Iraq Turns to UN for Help as Islamic State Seizes Low-Grade UraniumWorld | July 10, 2014, Thursday // 12:46| views
The Islamic State, a Sunni militant group, has gained control of territories in Iraq and Syria, where it has declared the establishment of a "Caliphate". Photo by EPA/BGNES
Baghdad authorities have asked for international help after Sunni insurgents controlling parts of the country seized radioactive materials used for scientific research.
Led by the Islamic State (formerly known as ISIS), militants have stolen 40 kg of uranium from the university in Iraq's second-largest city Mosul, which fell into insurgent hands in early June as part of their offensive across the country and in neighboring Syria.
A letter to the United Nations quoted by the BBC calls on the international community to help "stave off the threat of [the seized uranium]'s use by terrorists in Iraq and abroad.
The UN's International Atomic Energy Agency (IAEA) sees no significant "safety, security or nuclear proliferation risk" posed by the rebels' action and believes the uranium was not enriched.
It however considers the "loss of regulatory control" over such materials to be "a cause of concern".
The Islamic State aims to expand what it calls a "Caliphate" in territories it has managed to seize in Iraq and Syria.
Over the past weeks it has taken over a number of towns and cities in both countries despite efforts by governments in Baghdad and Damascus to drive them off.

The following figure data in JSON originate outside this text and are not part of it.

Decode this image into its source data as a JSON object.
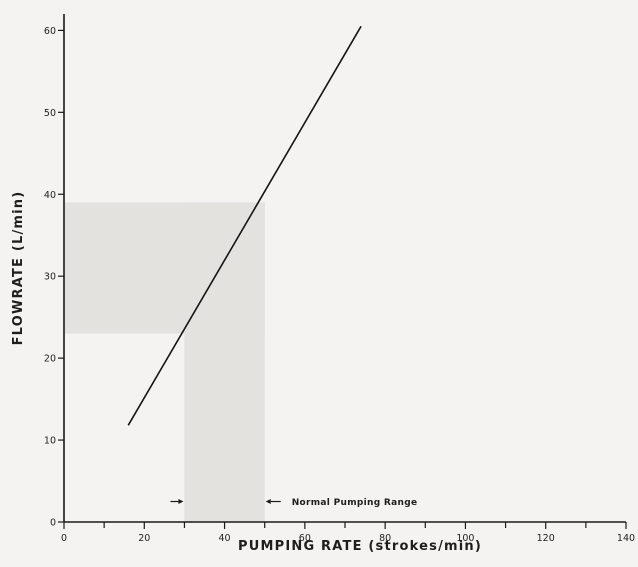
{
  "chart_data": {
    "type": "line",
    "title": "",
    "xlabel": "PUMPING RATE (strokes/min)",
    "ylabel": "FLOWRATE (L/min)",
    "xlim": [
      0,
      140
    ],
    "ylim": [
      0,
      62
    ],
    "x_ticks": [
      0,
      20,
      40,
      60,
      80,
      100,
      120,
      140
    ],
    "x_tick_labels": [
      "0",
      "20",
      "40",
      "60",
      "80",
      "100",
      "120",
      "140"
    ],
    "x_minor_step": 10,
    "y_ticks": [
      0,
      10,
      20,
      30,
      40,
      50,
      60
    ],
    "y_tick_labels": [
      "0",
      "10",
      "20",
      "30",
      "40",
      "50",
      "60"
    ],
    "grid": false,
    "series": [
      {
        "x": [
          16,
          74
        ],
        "y": [
          11.8,
          60.5
        ]
      }
    ],
    "shaded_regions": [
      {
        "name": "normal-pumping-x-band",
        "x": [
          30,
          50
        ],
        "y": [
          0,
          39
        ]
      },
      {
        "name": "normal-flow-y-band",
        "x": [
          0,
          50
        ],
        "y": [
          23,
          39
        ]
      }
    ],
    "annotation": {
      "text": "Normal Pumping Range",
      "at": [
        50,
        2.5
      ],
      "bracket_x": [
        30,
        50
      ]
    },
    "colors": {
      "line": "#151515",
      "axis": "#1a1a1a",
      "shade": "#e3e2df",
      "background": "#f4f3f1"
    }
  }
}
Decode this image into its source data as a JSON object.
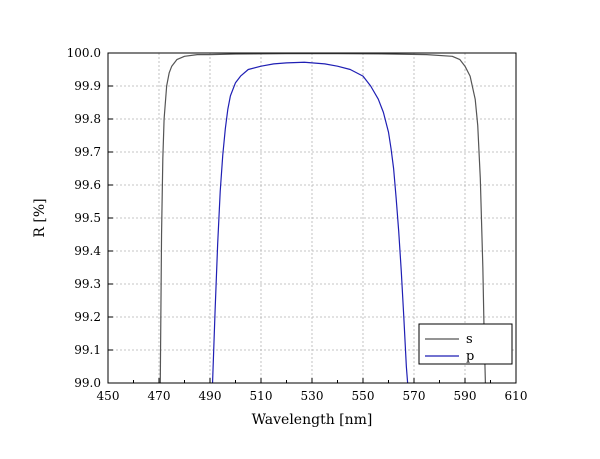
{
  "chart_data": {
    "type": "line",
    "xlabel": "Wavelength [nm]",
    "ylabel": "R [%]",
    "xlim": [
      450,
      610
    ],
    "ylim": [
      99.0,
      100.0
    ],
    "xticks": [
      450,
      470,
      490,
      510,
      530,
      550,
      570,
      590,
      610
    ],
    "yticks": [
      99.0,
      99.1,
      99.2,
      99.3,
      99.4,
      99.5,
      99.6,
      99.7,
      99.8,
      99.9,
      100.0
    ],
    "xtick_labels": [
      "450",
      "470",
      "490",
      "510",
      "530",
      "550",
      "570",
      "590",
      "610"
    ],
    "ytick_labels": [
      "99.0",
      "99.1",
      "99.2",
      "99.3",
      "99.4",
      "99.5",
      "99.6",
      "99.7",
      "99.8",
      "99.9",
      "100.0"
    ],
    "grid": true,
    "legend_position": "bottom-right",
    "series": [
      {
        "name": "s",
        "color": "#555555",
        "x": [
          470.5,
          471.0,
          471.5,
          472.0,
          473.0,
          474.0,
          475.0,
          477.0,
          480.0,
          485.0,
          490.0,
          500.0,
          520.0,
          540.0,
          560.0,
          575.0,
          585.0,
          588.0,
          590.0,
          592.0,
          594.0,
          595.0,
          596.0,
          597.0,
          597.5,
          598.0
        ],
        "y": [
          99.0,
          99.45,
          99.68,
          99.8,
          99.9,
          99.94,
          99.96,
          99.98,
          99.99,
          99.995,
          99.995,
          99.997,
          99.998,
          99.998,
          99.997,
          99.995,
          99.99,
          99.98,
          99.96,
          99.93,
          99.86,
          99.78,
          99.62,
          99.35,
          99.15,
          99.0
        ]
      },
      {
        "name": "p",
        "color": "#1f1fb4",
        "x": [
          491.0,
          492.0,
          493.0,
          494.0,
          495.0,
          496.0,
          497.0,
          498.0,
          500.0,
          502.0,
          505.0,
          510.0,
          515.0,
          520.0,
          527.0,
          535.0,
          540.0,
          545.0,
          550.0,
          553.0,
          556.0,
          558.0,
          560.0,
          561.0,
          562.0,
          563.0,
          564.0,
          565.0,
          566.0,
          567.0,
          567.5
        ],
        "y": [
          99.0,
          99.22,
          99.42,
          99.58,
          99.69,
          99.77,
          99.83,
          99.87,
          99.91,
          99.93,
          99.95,
          99.96,
          99.967,
          99.97,
          99.972,
          99.967,
          99.96,
          99.95,
          99.93,
          99.9,
          99.86,
          99.82,
          99.76,
          99.71,
          99.65,
          99.56,
          99.46,
          99.34,
          99.2,
          99.05,
          99.0
        ]
      }
    ]
  }
}
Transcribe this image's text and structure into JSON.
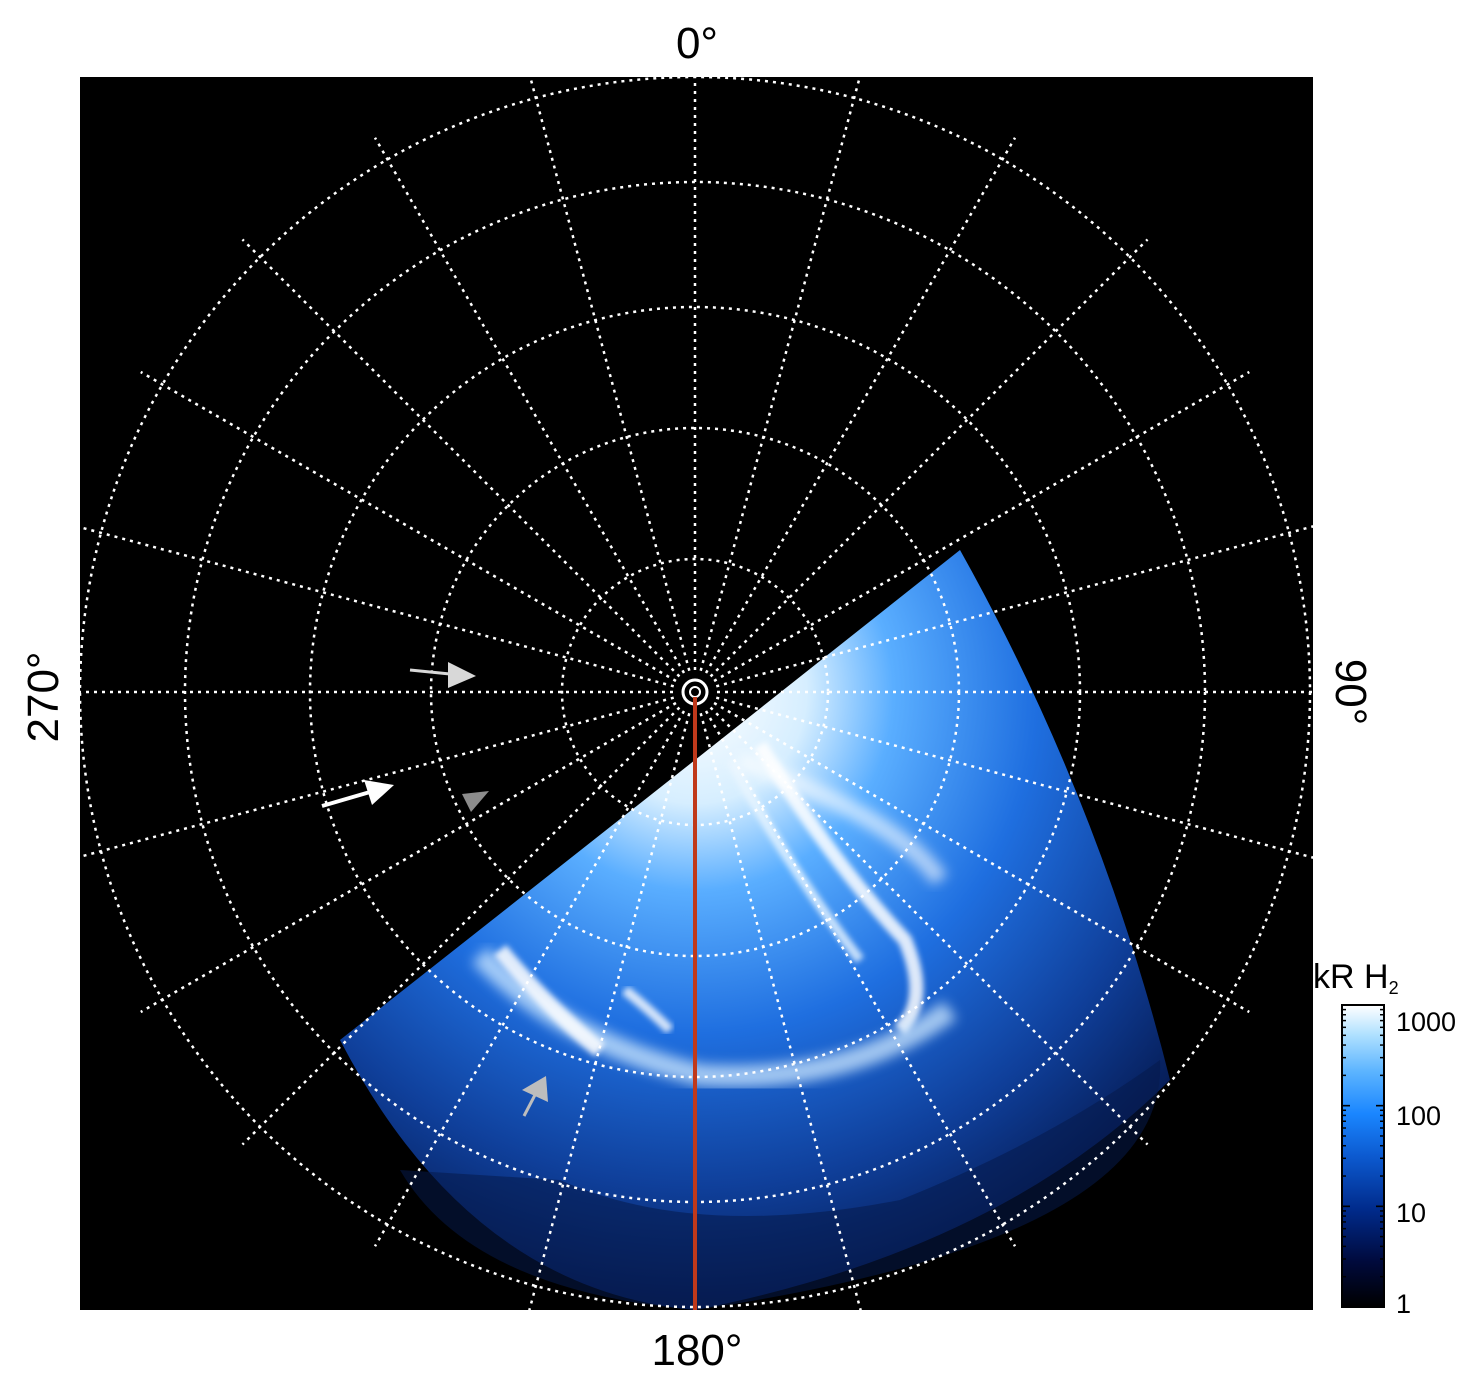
{
  "image": {
    "description_free": true,
    "background_color": "#000000",
    "grid_color": "#ffffff",
    "meridian_color": "#c0391b"
  },
  "labels": {
    "top": "0°",
    "bottom": "180°",
    "left": "270°",
    "right": "90°"
  },
  "colorbar": {
    "title": "kR H",
    "title_subscript": "2",
    "ticks": [
      "1",
      "10",
      "100",
      "1000"
    ],
    "colors": [
      "#000000",
      "#000a3c",
      "#002a8a",
      "#0c5ad0",
      "#1a86ff",
      "#5cb4ff",
      "#aee0ff",
      "#ffffff"
    ]
  },
  "arrows": [
    {
      "name": "arrow-gray-upper",
      "color": "#d8d8d8"
    },
    {
      "name": "arrow-white",
      "color": "#ffffff"
    },
    {
      "name": "arrowhead-gray-middle",
      "color": "#8c8c8c"
    },
    {
      "name": "arrow-gray-lower",
      "color": "#bdbdbd"
    }
  ]
}
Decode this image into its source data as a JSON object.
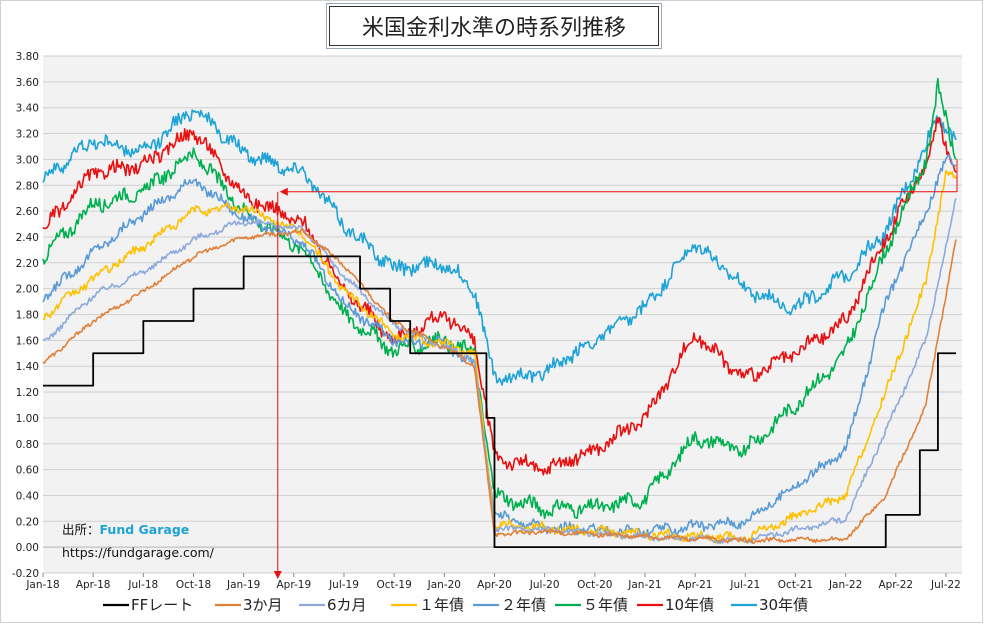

In the turmoil created by the advance and gains of the Sunni militants, Iraqi Kurdistan President Massoud Barzani has called on the region's parliament to draft a referendum on independence from Iraq.
Iraqi Prime Minister Nouri al-Maliki was quoted by Al-Jazeera as saying in response that the regional capital Erbil is becoming an operational base for the Sunni fighters.
Washington in other countries have been trying to press Maliki into creating a new government including representatives of three major groups in Iraq (Shia, Sunni, Kurdish representatives) to ease down tensions.